Same Risks, Amplified by Numbers
Flying squirrels carry all the same risks as gray squirrels in an attic. They chew electrical wiring, creating the same fire hazard we describe in our post on keeping squirrels out of your attic. They contaminate insulation with urine and feces. They damage stored items and building materials.
The difference is scale. A single gray squirrel can cause significant damage over time. A colony of 10 to 20 flying squirrels, active every night, caching thousands of nuts, gnawing constantly to maintain their teeth, and using your attic as a communal latrine, accelerates every form of damage dramatically. What might take a gray squirrel a full season to accomplish, a flying squirrel colony can do in weeks.
Southern flying squirrels have also been linked to cases of epidemic typhus in humans. The CDC has documented cases of sylvatic typhus transmitted through the fleas and lice associated with flying squirrel colonies. This is rare, but it's an additional reason to take flying squirrel infestations seriously and handle cleanup with proper protective equipment.
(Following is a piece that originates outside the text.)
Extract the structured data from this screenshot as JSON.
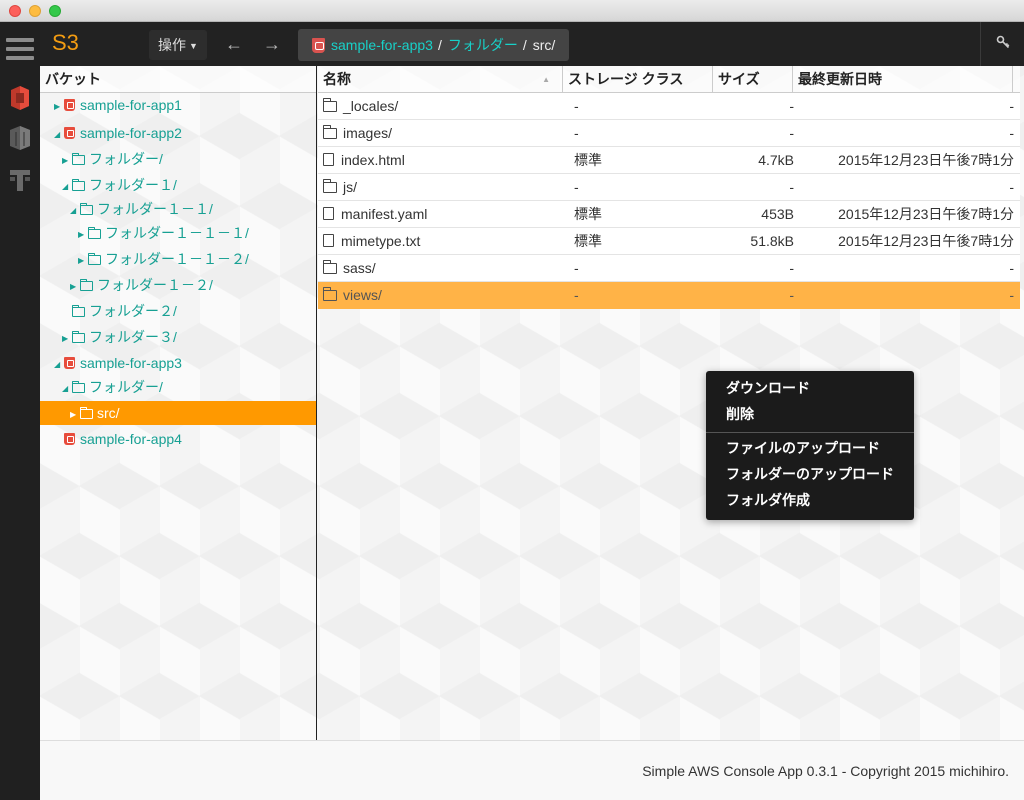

A Note on Protected Species
One subspecies of the northern flying squirrel, the Carolina northern flying squirrel, is federally listed as an endangered species. While the southern flying squirrel is the species most commonly found in residential attics throughout most of the tri-state area, homeowners in areas of the country where the Carolina northern flying squirrel lives need to take extra precautions to ensure that wildlife companies are not harming the squirrels during the process of removal.
Killing or harming a federally endangered species carries serious legal consequences. Any flying squirrel removal should be handled by a licensed nuisance wildlife control operator who understands the species distinctions and uses humane methods, including live trapping and one-way exclusion devices, that avoid lethal outcomes regardless of which species is present. If there's any uncertainty, the responsible approach is to treat every flying squirrel as if it could be a protected species.
The Takeaway
Flying squirrels are not just smaller gray squirrels. They're a different animal with different behavior, different colony dynamics, and different exclusion requirements. They're nocturnal, social, persistent, capable of gliding hundreds of feet to reach your roof, and able to enter through gaps half the size a gray squirrel needs.
If you're hearing nighttime activity in your attic, especially if it sounds like multiple animals, the first step is identifying what you're dealing with. The approach that works for a solitary gray squirrel will not work for a flying squirrel colony. Get the identification right, and the solution follows.